Some industry observers had predicted that the popularity of so-called casual games, which include such titles as “Candy Crush Saga” that anyone could pick up and play in a few spare moments, would undermine the traditional console market. But these new ways to play games, on social networks such as Facebook and on apps run on smartphones and tablets, did not end up making dedicated video game systems obsolete.

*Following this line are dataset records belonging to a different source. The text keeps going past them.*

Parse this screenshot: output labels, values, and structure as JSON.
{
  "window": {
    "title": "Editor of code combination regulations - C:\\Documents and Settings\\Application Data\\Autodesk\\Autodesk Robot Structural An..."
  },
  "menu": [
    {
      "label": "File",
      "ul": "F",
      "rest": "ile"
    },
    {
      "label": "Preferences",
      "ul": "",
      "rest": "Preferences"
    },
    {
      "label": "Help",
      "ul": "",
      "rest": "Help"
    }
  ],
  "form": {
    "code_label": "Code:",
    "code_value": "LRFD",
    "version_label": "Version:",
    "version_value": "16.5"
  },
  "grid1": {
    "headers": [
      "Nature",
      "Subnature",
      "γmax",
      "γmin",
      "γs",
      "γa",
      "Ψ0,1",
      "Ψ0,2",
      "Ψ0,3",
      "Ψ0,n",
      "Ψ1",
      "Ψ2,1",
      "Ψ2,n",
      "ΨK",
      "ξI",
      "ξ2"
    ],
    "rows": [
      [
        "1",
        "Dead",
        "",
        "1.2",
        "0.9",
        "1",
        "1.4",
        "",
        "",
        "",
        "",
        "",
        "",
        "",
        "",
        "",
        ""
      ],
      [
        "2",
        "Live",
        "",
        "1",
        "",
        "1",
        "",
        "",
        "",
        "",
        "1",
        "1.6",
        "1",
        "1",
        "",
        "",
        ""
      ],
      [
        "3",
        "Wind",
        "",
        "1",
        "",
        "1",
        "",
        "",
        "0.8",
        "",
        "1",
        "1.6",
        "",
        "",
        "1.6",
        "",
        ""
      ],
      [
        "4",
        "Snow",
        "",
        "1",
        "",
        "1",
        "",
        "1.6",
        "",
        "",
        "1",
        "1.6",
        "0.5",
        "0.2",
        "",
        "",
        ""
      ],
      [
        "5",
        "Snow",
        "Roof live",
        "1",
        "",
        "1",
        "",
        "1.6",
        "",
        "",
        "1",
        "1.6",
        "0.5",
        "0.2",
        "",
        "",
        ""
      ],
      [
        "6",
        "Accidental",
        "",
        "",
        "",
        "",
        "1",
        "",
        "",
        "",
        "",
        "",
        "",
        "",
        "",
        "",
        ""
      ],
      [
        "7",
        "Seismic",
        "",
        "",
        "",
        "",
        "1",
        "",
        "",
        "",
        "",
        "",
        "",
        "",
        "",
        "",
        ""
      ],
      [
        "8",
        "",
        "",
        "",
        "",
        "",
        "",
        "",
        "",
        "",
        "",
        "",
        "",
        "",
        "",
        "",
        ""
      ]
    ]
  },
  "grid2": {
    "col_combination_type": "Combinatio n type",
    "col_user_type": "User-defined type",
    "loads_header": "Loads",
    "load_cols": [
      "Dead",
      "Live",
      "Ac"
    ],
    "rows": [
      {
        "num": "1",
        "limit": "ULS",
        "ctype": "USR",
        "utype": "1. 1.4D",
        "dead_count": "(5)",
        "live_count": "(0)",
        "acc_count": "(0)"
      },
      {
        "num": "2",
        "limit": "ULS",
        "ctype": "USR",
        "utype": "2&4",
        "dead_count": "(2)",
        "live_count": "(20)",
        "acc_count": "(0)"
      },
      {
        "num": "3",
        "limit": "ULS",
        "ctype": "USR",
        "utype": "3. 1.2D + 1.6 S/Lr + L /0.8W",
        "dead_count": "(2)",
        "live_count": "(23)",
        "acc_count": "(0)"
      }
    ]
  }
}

“The overall market has expanded because the demographic of who a ‘gamer’ is has greatly expanded,” said P.J. McNealy, chief executive and founder of Digital World Research. “It’s no longer just the 14- to 30-year-old male. It’s anyone who has played ‘Angry Birds,’ ‘Temple Run,’ ‘Bejeweled,’ or [any game] on a console.”

The initial buyers of Xbox One and PlayStation 4 are expected to be the most dedicated players.

Sony has honed its pitch to appeal to this group of buyers. In a demonstration of the new system at the St. Regis San Francisco hotel, executives emphasized its computational prowess (10 times more powerful than the PlayStation 3), exclusive launch titles (such as “Killzone Shadow Fall”) and social-networking features that enable gamers to share video from within the game.

“We’ve always said the PlayStation is about the gamer,” said Jack Tretton, president and chief executive of Sony Computer Entertainment America. “It is the ultimate gaming machine.”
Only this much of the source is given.